The Democratic Deficit
The fundamental question is whether a democracy can survive when its highest institution operates beyond democratic control while systematically deconstructing the religious and cultural foundations of the majority community. The judiciary’s claim to represent “constitutional morality” against popular “mob mentality” reveals its fundamentally anti-democratic character.
IX. Toward Constitutional and Cultural Reclamation
The Need for Fundamental Reform
The crisis requires recognition that the problem is not individual judicial bias but systemic institutional design. Any solution must address:
- Judicial Accountability: The Collegium system must be replaced with transparent, democratically accountable appointment mechanisms
- Constitutional Interpretation: The ERP doctrine must be abolished or fundamentally reformed to respect religious autonomy
- Educational Reform: Legal education must incorporate serious engagement with Indian philosophical and legal traditions
- Cultural Restoration: The systematic denigration of dharmic principles in legal reasoning must end
The Larger Civilizational Question
Ultimately, this issue transcends legal technicalities to address civilizational survival. Can a civilization maintain its integrity when its highest legal institutions operate on principles fundamentally hostile to its foundational values? Can Sanatan Dharma survive systematic judicial deconstruction disguised as constitutional interpretation?
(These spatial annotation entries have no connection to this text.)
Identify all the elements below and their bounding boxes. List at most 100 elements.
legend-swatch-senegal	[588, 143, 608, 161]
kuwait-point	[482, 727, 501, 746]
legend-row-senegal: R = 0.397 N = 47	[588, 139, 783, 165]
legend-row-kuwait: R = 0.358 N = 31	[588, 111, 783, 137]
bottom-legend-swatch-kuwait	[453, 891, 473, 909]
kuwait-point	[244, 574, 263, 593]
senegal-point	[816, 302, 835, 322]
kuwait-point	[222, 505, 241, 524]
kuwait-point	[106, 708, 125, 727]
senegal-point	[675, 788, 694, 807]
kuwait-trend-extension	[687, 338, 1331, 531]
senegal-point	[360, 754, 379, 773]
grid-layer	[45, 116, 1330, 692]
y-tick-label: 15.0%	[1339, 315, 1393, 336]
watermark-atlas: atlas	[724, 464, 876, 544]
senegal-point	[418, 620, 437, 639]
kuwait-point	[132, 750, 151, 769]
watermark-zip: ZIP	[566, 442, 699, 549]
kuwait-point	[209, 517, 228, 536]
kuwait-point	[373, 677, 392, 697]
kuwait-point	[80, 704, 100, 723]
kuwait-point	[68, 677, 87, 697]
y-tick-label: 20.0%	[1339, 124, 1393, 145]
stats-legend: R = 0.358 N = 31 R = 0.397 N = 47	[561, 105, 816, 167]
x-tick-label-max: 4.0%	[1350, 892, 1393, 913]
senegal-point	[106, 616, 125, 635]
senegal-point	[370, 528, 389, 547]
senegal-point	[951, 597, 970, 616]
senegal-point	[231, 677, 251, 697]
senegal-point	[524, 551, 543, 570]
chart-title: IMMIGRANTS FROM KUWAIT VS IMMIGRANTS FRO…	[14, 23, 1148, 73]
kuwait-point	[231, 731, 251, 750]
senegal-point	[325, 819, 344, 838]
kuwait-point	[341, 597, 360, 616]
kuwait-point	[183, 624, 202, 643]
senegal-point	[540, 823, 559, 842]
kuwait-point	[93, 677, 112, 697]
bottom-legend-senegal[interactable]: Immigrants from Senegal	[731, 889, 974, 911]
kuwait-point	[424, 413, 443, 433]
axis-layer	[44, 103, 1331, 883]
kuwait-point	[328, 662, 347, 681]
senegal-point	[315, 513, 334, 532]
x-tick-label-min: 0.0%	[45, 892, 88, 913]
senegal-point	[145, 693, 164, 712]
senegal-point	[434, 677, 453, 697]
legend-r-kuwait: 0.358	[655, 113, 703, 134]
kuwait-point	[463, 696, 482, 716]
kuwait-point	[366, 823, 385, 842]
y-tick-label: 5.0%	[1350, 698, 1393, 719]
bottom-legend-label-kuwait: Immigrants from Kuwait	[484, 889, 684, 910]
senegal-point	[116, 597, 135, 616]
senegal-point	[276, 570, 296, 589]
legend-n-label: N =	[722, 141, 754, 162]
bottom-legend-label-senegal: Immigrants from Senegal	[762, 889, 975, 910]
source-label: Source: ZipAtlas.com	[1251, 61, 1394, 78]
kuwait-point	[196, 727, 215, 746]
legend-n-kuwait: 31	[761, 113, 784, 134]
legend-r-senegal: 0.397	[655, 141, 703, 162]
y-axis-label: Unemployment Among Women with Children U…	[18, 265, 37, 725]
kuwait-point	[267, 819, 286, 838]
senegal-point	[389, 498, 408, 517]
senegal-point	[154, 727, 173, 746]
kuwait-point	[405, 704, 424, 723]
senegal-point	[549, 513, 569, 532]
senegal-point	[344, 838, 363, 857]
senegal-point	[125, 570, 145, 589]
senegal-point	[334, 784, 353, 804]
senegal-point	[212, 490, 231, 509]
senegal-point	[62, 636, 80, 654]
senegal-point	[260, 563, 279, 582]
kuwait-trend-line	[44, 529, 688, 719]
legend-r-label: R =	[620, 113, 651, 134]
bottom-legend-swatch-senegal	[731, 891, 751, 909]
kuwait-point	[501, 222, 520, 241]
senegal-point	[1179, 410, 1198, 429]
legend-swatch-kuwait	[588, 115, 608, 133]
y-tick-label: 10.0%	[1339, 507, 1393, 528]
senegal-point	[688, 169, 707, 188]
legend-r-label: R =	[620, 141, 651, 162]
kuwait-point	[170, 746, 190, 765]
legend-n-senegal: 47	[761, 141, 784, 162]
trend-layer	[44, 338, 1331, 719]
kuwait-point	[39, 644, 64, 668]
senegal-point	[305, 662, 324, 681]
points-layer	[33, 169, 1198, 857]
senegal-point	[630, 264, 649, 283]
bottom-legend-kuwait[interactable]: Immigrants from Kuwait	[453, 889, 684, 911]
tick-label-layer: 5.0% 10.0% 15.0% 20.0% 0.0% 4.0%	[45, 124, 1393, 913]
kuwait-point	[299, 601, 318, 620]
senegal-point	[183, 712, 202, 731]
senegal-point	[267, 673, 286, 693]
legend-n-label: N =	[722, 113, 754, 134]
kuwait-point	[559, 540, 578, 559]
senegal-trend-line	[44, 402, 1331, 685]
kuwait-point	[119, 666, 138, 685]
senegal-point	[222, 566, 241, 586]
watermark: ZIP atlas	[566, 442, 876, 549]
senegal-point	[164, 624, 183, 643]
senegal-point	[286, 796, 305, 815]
X. Conclusion: The Choice Before Us
The evidence presented here demonstrates that India’s judiciary, inheriting colonial legal structures and operating through secular liberal assumptions, has indeed systematically undermined Hindu religious autonomy while protecting minority religious rights. This is not accidental bias but structural design.
The choice before Hindu society is stark: accept permanent subordination to secular judicial supremacy or demand fundamental institutional reform that respects dharmic principles and democratic accountability. The current system, claiming constitutional legitimacy while operating beyond democratic control, represents neither true secularism nor genuine democracy.
The time has come to ask whether institutions that systematically undermine the religious and cultural foundations of the majority community while claiming to represent constitutional morality deserve the authority they have claimed. The question is not whether individual judges are biased, but whether the entire institutional framework requires fundamental reconstruction to serve a truly dharmic and democratic society.
This analysis does not call for the destruction of judicial institutions but their fundamental reformation according to principles that respect both democratic accountability and dharmic wisdom. Only such reformation can restore the balance between constitutional governance and civilizational continuity that independent India was meant to achieve.
This analysis is based on documented judicial decisions, historical records, and scholarly research. It represents a critical examination of institutional patterns rather than personal attacks on individual judges. The goal is not destruction but reconstruction—the creation of judicial institutions worthy of both democratic India and Sanatan Dharma.